Graph‑theoretical analysis was performed on each subject’s connectivity matrix. Global efficiency, clustering coefficient, and average path length were calculated. Patients displayed significantly higher global efficiency (mean ≈ 0.48) than controls (mean ≈ 0.42; p < 0.01). Global efficiency correlated positively with seizure‑onset frequency (r = 0.38, p < 0.001) and negatively with the strength of the bilateral DMN/subcortical connections (r = ‑0.31, p < 0.01). This inverse relationship suggests that as the core symmetric network weakens, the overall network reorganizes into a more efficient, albeit less biologically typical, configuration.
To test the diagnostic utility of the identified endophenotypes, the authors constructed a feature vector for each participant consisting of the z‑scores of all significant connections. A linear support‑vector‑machine (SVM) classifier was trained using a leave‑one‑out cross‑validation scheme. The classifier achieved an overall accuracy of approximately 78 % (sensitivity = 0.75, specificity = 0.81), indicating that functional connectivity patterns derived from BWAS can reliably distinguish epilepsy patients from healthy individuals.
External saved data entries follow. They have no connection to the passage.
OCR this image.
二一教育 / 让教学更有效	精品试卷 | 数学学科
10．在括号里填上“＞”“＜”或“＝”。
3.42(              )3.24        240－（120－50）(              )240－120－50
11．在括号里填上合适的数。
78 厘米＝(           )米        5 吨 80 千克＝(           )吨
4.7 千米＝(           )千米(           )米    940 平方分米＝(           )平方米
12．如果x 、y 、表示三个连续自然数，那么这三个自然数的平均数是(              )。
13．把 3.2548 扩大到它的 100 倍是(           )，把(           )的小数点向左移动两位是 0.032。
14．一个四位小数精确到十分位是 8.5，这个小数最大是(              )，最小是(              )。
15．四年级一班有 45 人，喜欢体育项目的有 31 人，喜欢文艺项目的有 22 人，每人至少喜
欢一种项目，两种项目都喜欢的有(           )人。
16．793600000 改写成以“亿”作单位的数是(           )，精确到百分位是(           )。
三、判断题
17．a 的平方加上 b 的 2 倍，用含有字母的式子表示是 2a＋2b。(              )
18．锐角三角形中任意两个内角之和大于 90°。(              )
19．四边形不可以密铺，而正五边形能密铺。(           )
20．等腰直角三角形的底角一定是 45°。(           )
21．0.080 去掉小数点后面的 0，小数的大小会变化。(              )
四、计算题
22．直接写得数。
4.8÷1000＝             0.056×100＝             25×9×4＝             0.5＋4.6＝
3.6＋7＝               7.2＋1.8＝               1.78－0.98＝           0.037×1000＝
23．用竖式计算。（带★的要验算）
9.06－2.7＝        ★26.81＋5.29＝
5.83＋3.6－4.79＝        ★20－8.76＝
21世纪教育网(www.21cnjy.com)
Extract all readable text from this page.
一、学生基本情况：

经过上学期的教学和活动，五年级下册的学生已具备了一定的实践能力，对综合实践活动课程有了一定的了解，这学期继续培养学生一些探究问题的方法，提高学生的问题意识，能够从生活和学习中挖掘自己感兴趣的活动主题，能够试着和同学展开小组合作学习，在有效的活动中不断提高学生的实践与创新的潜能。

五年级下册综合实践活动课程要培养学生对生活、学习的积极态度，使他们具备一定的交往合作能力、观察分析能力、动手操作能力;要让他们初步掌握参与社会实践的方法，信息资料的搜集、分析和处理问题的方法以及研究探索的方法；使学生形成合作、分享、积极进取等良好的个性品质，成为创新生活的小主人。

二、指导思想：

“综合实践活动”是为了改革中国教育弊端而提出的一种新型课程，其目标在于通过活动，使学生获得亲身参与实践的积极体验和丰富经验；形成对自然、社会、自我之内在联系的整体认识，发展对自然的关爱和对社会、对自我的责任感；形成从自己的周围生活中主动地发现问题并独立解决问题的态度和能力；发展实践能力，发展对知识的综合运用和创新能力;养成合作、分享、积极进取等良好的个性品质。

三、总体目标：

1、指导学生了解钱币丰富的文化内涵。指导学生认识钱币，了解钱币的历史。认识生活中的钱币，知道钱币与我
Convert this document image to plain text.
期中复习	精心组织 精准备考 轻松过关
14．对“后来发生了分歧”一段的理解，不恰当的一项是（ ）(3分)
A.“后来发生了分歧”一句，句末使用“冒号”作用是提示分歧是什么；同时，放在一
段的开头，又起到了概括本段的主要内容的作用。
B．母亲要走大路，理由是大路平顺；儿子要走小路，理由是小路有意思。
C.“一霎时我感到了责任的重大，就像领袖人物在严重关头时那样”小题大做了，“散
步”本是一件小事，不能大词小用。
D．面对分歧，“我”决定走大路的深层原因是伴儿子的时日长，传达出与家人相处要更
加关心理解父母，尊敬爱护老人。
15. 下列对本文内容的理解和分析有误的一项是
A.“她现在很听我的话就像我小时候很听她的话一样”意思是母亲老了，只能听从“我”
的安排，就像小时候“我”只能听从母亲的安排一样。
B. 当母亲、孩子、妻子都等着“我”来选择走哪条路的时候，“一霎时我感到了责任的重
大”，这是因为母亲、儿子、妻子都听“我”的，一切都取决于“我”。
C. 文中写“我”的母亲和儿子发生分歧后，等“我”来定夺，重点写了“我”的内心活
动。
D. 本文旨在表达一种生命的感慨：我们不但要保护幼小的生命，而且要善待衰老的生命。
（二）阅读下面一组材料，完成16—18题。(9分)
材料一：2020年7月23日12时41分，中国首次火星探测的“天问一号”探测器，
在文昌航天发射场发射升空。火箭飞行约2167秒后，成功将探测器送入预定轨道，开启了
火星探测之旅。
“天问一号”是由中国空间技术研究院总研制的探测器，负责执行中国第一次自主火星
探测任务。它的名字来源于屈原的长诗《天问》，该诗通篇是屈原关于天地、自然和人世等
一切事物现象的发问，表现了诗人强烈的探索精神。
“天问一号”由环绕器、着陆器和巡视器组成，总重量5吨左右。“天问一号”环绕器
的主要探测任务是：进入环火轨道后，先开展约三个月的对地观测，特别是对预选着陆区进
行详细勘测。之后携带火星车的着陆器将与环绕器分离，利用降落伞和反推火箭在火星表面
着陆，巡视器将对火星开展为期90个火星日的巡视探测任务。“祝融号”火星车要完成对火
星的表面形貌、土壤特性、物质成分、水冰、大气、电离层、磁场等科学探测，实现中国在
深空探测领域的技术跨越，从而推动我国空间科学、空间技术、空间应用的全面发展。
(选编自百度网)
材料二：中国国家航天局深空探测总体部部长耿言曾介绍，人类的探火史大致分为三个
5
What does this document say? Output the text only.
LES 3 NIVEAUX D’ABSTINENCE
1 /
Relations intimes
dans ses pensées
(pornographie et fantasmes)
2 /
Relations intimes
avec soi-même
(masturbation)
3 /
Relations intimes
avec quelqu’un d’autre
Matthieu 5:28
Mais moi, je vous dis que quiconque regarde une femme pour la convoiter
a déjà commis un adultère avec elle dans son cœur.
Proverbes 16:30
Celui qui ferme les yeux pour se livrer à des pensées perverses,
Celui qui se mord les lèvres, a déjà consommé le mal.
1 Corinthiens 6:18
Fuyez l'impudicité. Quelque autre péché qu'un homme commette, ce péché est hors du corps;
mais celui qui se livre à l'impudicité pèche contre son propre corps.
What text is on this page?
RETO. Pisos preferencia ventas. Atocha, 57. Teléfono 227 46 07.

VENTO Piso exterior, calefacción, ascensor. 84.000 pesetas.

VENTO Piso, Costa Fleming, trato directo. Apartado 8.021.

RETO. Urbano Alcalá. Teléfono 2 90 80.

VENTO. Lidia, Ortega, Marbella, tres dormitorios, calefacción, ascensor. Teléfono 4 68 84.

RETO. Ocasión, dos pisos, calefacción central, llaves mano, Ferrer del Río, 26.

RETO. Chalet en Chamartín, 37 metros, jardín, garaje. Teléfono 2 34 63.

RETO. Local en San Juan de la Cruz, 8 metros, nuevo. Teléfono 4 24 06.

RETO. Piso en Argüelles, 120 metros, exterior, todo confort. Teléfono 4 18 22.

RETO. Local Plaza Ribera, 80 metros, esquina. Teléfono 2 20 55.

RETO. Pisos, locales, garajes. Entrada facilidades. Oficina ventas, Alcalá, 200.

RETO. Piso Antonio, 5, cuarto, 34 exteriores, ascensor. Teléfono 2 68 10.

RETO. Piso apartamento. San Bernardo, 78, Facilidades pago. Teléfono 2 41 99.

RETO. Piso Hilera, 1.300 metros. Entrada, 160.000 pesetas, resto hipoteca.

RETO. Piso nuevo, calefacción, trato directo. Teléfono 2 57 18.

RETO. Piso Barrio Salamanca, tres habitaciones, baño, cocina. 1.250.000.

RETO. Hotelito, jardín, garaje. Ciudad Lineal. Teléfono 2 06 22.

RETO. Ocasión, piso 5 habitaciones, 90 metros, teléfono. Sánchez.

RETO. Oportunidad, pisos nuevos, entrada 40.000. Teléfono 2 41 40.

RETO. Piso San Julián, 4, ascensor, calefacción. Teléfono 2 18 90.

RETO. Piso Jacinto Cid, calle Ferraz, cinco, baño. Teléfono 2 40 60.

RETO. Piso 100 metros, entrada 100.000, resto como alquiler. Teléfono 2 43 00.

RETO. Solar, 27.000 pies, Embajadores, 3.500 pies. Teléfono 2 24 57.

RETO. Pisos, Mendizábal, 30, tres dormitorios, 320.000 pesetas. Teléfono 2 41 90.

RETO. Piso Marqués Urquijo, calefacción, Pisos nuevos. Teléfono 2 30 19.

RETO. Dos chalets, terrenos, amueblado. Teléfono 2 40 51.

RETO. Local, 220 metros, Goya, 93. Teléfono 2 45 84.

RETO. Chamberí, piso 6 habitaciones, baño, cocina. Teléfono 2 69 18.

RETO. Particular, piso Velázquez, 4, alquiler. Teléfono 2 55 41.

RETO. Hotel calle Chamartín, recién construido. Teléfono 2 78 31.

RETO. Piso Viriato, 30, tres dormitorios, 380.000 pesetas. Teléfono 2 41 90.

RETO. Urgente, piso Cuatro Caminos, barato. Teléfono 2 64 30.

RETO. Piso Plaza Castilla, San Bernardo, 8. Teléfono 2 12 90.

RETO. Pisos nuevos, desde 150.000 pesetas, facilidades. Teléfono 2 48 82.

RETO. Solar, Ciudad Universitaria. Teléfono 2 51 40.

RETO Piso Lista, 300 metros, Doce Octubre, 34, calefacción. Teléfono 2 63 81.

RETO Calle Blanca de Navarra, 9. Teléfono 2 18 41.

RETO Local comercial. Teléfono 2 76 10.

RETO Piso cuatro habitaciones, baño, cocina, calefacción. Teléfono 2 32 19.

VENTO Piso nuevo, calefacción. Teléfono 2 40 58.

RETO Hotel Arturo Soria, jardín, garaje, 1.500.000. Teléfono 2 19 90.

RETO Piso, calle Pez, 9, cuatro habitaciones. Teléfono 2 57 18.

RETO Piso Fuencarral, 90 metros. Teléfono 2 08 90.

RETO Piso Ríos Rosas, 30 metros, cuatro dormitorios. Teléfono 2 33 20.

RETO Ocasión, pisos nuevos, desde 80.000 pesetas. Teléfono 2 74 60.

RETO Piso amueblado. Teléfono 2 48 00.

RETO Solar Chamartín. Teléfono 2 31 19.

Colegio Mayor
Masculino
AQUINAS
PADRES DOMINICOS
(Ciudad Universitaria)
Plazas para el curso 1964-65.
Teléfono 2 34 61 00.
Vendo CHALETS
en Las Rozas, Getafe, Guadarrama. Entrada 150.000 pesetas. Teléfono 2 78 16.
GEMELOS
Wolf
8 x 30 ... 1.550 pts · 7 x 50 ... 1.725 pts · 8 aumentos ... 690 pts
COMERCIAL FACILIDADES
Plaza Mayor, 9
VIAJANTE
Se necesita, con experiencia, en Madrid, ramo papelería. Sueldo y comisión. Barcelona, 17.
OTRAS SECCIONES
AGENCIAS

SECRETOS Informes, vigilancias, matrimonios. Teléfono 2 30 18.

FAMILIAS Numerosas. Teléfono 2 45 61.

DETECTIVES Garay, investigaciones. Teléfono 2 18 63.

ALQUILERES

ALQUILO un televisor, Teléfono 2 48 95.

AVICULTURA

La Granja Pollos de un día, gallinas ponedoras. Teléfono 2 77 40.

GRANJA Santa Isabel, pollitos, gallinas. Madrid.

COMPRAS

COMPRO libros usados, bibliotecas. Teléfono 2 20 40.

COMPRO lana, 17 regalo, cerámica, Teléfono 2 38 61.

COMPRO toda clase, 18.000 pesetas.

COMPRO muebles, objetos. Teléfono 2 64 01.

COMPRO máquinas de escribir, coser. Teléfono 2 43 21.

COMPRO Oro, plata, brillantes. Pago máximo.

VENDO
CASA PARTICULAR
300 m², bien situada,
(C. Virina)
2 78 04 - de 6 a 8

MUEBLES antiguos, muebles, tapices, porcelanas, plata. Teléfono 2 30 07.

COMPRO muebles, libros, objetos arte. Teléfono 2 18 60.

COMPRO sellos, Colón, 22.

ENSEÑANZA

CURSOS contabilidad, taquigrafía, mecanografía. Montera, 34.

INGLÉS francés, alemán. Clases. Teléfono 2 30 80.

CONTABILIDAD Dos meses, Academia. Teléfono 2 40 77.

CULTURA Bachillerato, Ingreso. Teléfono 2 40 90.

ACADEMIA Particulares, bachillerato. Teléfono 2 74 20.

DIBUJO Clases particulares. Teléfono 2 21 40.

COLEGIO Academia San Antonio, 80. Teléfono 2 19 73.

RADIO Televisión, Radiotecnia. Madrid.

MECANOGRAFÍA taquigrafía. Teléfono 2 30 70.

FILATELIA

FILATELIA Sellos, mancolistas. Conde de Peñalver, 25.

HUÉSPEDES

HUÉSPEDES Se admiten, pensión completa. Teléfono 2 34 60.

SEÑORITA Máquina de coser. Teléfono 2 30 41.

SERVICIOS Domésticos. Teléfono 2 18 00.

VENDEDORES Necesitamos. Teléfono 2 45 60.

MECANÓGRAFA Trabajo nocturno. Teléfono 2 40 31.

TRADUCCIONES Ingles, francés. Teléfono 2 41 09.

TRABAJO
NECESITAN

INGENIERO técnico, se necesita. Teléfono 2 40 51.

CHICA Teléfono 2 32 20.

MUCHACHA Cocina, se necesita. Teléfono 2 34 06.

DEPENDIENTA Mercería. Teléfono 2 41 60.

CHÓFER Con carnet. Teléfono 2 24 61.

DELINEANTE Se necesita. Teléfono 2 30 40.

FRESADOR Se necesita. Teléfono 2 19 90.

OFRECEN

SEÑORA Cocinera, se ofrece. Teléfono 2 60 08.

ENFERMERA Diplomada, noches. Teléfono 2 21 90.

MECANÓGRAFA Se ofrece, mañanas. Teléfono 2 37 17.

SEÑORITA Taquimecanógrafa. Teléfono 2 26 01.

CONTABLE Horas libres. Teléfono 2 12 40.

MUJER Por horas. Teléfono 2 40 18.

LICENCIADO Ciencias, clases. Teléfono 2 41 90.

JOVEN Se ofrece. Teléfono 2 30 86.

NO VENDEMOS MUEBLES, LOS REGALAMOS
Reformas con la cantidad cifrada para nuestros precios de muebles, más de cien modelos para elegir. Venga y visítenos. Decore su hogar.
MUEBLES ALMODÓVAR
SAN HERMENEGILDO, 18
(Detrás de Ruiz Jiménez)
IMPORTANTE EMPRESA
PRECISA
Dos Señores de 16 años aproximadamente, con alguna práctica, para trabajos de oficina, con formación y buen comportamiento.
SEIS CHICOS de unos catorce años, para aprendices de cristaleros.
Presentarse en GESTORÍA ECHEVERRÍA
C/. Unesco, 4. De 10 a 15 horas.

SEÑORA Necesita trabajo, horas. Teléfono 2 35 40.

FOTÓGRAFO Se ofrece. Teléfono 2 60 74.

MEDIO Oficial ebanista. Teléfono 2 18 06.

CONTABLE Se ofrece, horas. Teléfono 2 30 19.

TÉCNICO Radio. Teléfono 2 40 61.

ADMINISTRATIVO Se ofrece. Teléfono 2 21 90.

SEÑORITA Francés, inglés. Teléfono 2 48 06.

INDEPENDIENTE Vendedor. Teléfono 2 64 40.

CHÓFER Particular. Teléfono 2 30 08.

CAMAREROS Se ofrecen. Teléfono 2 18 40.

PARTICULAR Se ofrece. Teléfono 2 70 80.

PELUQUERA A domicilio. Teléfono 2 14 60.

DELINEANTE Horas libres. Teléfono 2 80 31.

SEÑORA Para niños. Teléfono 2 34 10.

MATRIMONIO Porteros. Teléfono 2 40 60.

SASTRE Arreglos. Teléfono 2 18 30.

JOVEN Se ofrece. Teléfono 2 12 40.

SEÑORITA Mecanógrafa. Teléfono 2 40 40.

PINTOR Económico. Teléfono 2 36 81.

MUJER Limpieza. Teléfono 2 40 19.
The study’s significance lies in providing a set of neuroimaging‑based endophenotypes that complement genetic investigations. Prior genome‑wide association studies (GWAS) with large samples have failed to identify robust epilepsy‑related loci, highlighting the need for alternative biomarkers. By demonstrating that bilateral DMN/subcortical connections are systematically weakened while compensatory inter‑regional connections are strengthened, the authors offer a mechanistic framework that integrates disease progression, network reorganization, and clinical severity.
Future directions proposed include: (1) integrating these functional endophenotypes with structural MRI, diffusion tensor imaging, and electrophysiological data to build multimodal biomarkers; (2) longitudinally tracking the evolution of bilateral and compensatory connections to predict disease trajectory or treatment response; and (3) applying the BWAS methodology to other neuropsychiatric disorders where GWAS results are inconclusive, thereby establishing a general pipeline for uncovering brain‑level endophenotypes.
In summary, this work establishes a robust, statistically rigorous BWAS pipeline, identifies bilateral DMN/subcortical hypoconnectivity as a core feature of epilepsy, reveals compensatory hyperconnectivity as a plastic response, links these network changes to clinical severity, and demonstrates practical diagnostic potential with a 78 % classification accuracy. The findings provide a valuable bridge between functional neuroimaging and molecular genetics, opening new avenues for personalized epilepsy research and therapy.